In order to ensure that Event Platform based event streams are automatically integratable with all consumers and downstream data systems, producers must ensure that the events satisify specific requirements before producing them. If you are using a supported WMF Event Platform producer service or library, these requirements should be satisified already. However, if you are working in a language or area that does not have a Event Platform client library, the you will be producing events directly to Kafka yourself.

This page describes the requirements that any Event Platform producer should satisfy.

Requirements

Events

Producer libraries

A producer will need to interact with and lookup Event Stream Configuration and WMF Schema Repositories. The URI locations from which to look up event stream configuration and event schemas should be configurable.
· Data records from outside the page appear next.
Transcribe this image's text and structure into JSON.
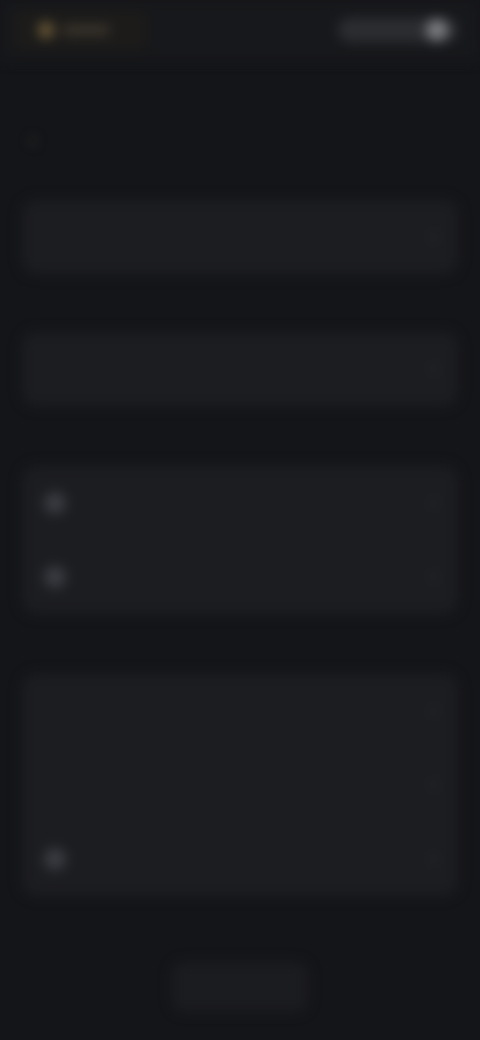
{
  "status_bar": {
    "brand": "",
    "right": ""
  },
  "header": {
    "title": "",
    "back_icon": "chevron-left-icon"
  },
  "sections": [
    {
      "label": "",
      "rows": [
        {
          "label": "",
          "value": ""
        }
      ]
    },
    {
      "label": "",
      "rows": [
        {
          "label": "",
          "value": ""
        }
      ]
    },
    {
      "label": "",
      "rows": [
        {
          "label": "",
          "value": ""
        },
        {
          "label": "",
          "value": ""
        }
      ]
    },
    {
      "label": "",
      "rows": [
        {
          "label": "",
          "value": ""
        },
        {
          "label": "",
          "value": ""
        },
        {
          "label": "",
          "value": ""
        }
      ]
    }
  ],
  "footer": {
    "button_label": ""
  },
  "colors": {
    "background": "#141518",
    "card": "#1c1d21",
    "accent": "#6c5a37"
  }
}
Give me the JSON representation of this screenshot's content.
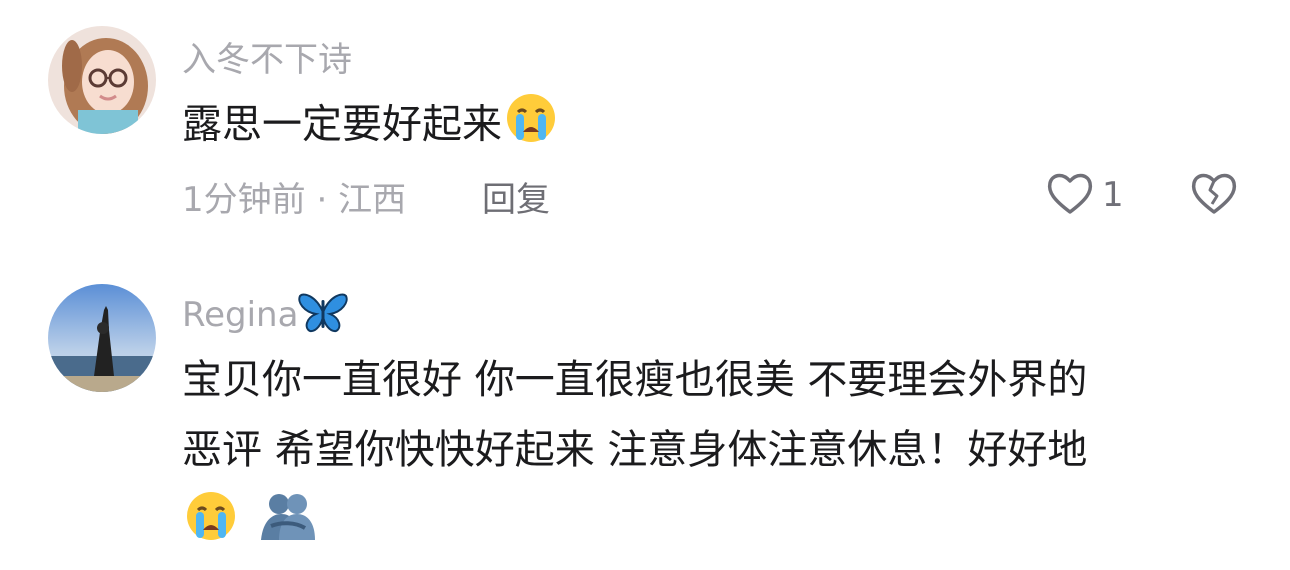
{
  "comments": [
    {
      "username": "入冬不下诗",
      "text": "露思一定要好起来",
      "time": "1分钟前",
      "location": "江西",
      "separator": "·",
      "reply_label": "回复",
      "like_count": "1",
      "avatar_icon": "avatar-girl-glasses",
      "emojis": [
        "crying-face-emoji"
      ]
    },
    {
      "username": "Regina",
      "username_badge": "butterfly-icon",
      "text_line1": "宝贝你一直很好 你一直很瘦也很美 不要理会外界的",
      "text_line2": "恶评 希望你快快好起来 注意身体注意休息！好好地",
      "avatar_icon": "avatar-beach-photo",
      "emojis": [
        "crying-face-emoji",
        "hug-emoji"
      ]
    }
  ],
  "colors": {
    "meta_gray": "#a8a8ae",
    "text_dark": "#1b1b1d",
    "reply_gray": "#6e6e74",
    "icon_gray": "#707078"
  }
}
E.g. A user should be able to provide your producer library a local schema repository base path for development.

All generic producer clients and libraries:

  • MUST look up the event's schema via its $schema URI field in the configured base schema repository URIs.
  • MUST look for any event stream configuration defined for the stream the event will be produced to. The stream the event will be produced to should be in the event's meta.stream field.
  • MUST ensure the event is allowed in its destination stream, as specified in the meta.stream field. This can be determined by checking that the stream's configured schema_title matches the event's schema's title.
  • MUST ensure that the event has a dt field set specifying its ISO-8601 event time.
  • SHOULD set the meta.dt field to indicate the event's ISO-8601 'system ingestion time' by the library.
  • MUST ensure the event is valid according to the schema it declares in its $schema field.
  • SHOULD use the message_key_fields event stream config setting to hoist event field values into a JSON object, and set this as the Kafka message key. (Example EventGate Javascript code that does this).
  • MAY automatically add datacenter prefixes to the stream name to make the destination Kafka topic name.
  • MAY produce to the datacenter specific Kafka topic.

Supported Event Platform producer clients

  • EventGate - An http producer proxy. At WMF, this takes events to produce over HTTP and produces them to Kafka.
  • wikimedia-event-utilities Java library - A java library for working with Event Platform events and streams. Has APIs for preparing events for production to Kafka.
  • eventutilities-python - A python library mostly (as of 2023-05) for building PyFlink + Event Platform applications

As new clients and libraries are implemented, please link to them here.